Midnight & Blue
- Author: Ian Rankin
- Language: English
- Series: Inspector Rebus
- Genre: Detective fiction
- Set in: Edinburgh
- Publisher: Orion Books
- Publication date: October 2024
- Publication place: Scotland
- Media type: Print (hardback & paperback)
- Pages: 352 pp
- ISBN: 978-1398709423
- Preceded by: A Heart Full of Headstones

= Midnight and Blue =

2024 novel by Ian Rankin

Midnight and Blue (also Midnight & Blue) is the 25th novel in the Inspector Rebus series by Scottish author Ian Rankin. It also exists as an audiobook, narrated by James MacPherson.

== Plot ==
Rebus is nearing 70 and has been in HMP Edinburgh for six months. The novel carries on directly from A Heart Full of Headstones, which culminated in Rebus' conviction for the attempted murder of his old nemesis, Big Ger Cafferty. Now, Rebus himself is behind bars. Two parallel investigations follow: one set in Saughton Prison, in which a prisoner is found dead in a locked cell, a homicide case which is taken over by Christine Esson, with Rebus as a possible suspect. The second follows DI Siobhan Clarke, as her investigation into the disappearance of a schoolgirl leads her into a world of 'online pornography, pseudo-celebrities and exploitation.' Meanwhile, Edinburgh's underworld struggles to fill the vacuum left by the death of Ger Cafferty, with the return of DCI Malcolm Fox, first introduced in The Complaints, as well as a number of other returning characters, including the psychopathic drug lord Darryl Christie, who seems to offer unlikely support for Rebus in his new environment.

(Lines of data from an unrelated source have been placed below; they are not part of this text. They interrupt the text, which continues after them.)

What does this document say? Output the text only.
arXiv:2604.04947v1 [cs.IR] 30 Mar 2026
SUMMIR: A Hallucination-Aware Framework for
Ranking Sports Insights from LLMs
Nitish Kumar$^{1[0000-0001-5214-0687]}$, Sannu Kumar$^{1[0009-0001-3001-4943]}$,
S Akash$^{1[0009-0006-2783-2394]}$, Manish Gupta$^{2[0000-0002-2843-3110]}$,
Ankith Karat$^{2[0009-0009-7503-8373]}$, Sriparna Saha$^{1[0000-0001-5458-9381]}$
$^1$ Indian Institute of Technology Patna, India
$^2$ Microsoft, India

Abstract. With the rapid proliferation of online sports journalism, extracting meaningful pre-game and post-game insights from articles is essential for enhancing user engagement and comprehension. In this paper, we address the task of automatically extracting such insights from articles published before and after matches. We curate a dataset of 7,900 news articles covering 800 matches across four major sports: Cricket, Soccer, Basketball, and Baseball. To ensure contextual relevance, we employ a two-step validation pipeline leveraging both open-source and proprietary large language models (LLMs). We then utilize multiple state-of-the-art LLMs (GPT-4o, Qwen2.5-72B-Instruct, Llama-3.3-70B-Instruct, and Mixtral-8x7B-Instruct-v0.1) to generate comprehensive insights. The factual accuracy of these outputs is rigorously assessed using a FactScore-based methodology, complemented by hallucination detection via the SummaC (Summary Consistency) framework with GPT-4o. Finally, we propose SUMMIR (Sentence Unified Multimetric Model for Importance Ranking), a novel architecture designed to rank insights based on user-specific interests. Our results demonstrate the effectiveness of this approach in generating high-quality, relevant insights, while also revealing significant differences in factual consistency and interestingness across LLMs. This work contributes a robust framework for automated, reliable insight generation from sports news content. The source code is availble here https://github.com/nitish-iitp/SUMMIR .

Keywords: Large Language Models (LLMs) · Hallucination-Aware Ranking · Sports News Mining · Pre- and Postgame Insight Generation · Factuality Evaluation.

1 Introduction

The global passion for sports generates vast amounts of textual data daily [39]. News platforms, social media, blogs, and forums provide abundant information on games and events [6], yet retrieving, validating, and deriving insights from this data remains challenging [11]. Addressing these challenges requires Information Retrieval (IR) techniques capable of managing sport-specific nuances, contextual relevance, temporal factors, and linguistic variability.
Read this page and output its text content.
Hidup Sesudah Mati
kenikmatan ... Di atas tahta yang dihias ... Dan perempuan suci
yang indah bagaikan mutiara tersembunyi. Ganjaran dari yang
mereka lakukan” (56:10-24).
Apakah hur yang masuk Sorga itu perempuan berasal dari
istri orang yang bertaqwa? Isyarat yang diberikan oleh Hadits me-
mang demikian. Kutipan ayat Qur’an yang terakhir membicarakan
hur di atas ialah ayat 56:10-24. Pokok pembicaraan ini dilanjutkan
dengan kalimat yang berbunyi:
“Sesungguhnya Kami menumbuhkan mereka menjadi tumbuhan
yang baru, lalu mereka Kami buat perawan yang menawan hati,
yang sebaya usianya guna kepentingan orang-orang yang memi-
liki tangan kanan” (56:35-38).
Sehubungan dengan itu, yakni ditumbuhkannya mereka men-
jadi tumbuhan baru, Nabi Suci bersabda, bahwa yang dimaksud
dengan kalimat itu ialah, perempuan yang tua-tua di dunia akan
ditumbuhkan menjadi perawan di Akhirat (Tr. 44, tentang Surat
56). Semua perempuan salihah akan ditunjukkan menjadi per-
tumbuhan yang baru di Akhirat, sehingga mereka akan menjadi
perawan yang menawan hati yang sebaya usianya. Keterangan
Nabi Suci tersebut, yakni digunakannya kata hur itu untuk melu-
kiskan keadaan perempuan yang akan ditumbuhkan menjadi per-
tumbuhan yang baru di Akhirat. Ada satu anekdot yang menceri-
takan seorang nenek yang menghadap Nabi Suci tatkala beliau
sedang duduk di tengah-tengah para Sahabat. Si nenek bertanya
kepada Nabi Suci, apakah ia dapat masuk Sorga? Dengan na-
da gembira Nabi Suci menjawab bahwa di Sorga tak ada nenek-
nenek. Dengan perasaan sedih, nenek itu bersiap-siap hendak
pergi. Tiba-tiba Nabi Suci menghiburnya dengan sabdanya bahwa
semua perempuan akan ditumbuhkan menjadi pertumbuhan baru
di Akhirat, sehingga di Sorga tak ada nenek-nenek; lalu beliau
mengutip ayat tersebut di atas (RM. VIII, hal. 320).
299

Originally he was in the Separation and Reintegration Unit (SRU) like both ex-cops and those prisoners who are in danger themselves or a danger to others. He is moved after three months to Trinity Hall which has a mixture of those awaiting trial and those convicted. He has a single cell, and is under the protection of Darryl Christie, who thanks him for getting rid of Big Ger Cafferty. He tells Darryl he was 'pretty average' at school and bunked off a lot, but has tried to make up for it since. He works in the library. He used to start reading a number of books, but he did not finish many of them. The library is small but well-stocked with both books and DVDs. Each cell has a TV set with a built-in DVD player (which is an essential part of the plot).

He is visited by his daughter Samantha but not her daughter Carrie as he does not want Carrie to see him in prison. DI Siobhan Clarke looks after Samantha and Carrie and his dog Brillo; Carrie becomes very attached to Brillo. At the end his lawyers tell him they have 'very good news for him', although no details are given. They have been appealing his case, but he frequently complains about the delay.

== Themes ==
Like A Heart Full of Headstones, Midnight & Blue deals with the themes of the past, the grey areas between good and evil, past mistakes and taking responsibility for them, as well as those of ageing and mortality. Ian Rankin has described Rebus, ageing alongside him in real time, as a kind of proxy, saying: 'He takes on all the aches and pains... that are waiting around the corner for me. I give all that stuff to him so I don’t have to worry about it so much.'

== Reception ==
The novel was enthusiastically received, with Kirkus Reviews praising the 'vividly detailed portrait of the labyrinthine corridors of power in the prison,' and The Guardian calling it 'An expertly plotted... addition to a standout series.'

Stuart Kelly in The Scotsman of 5 October 2024 says that there are two crimes under investigation in the novel (three, if the missing teenager is included), but that readers wanting to solve them need to be alert. He goes on to say that the author manages to fulfil expectations without succumbing to the formulaic.

The Sunday Times in 2024 says: 'Rankin has taken the police procedural and transformed (it) into an epic character study of a man and his city.'

==Composition==
In his 2024 End-of-year roundup 2024 Rankin said that he started work on Midnight and Blue towards the end of 2023, and finished it in the first four or five months of 2024. In the Acknowledgements at the end of the novel he says that it is a work of fiction, and that the prison in it should not be confused with the real prison in Edinburgh. He also said that he was grateful to staff and inmates of the real prison, and said that he aimed to show that prisons are places where compassion and hope can be manifested.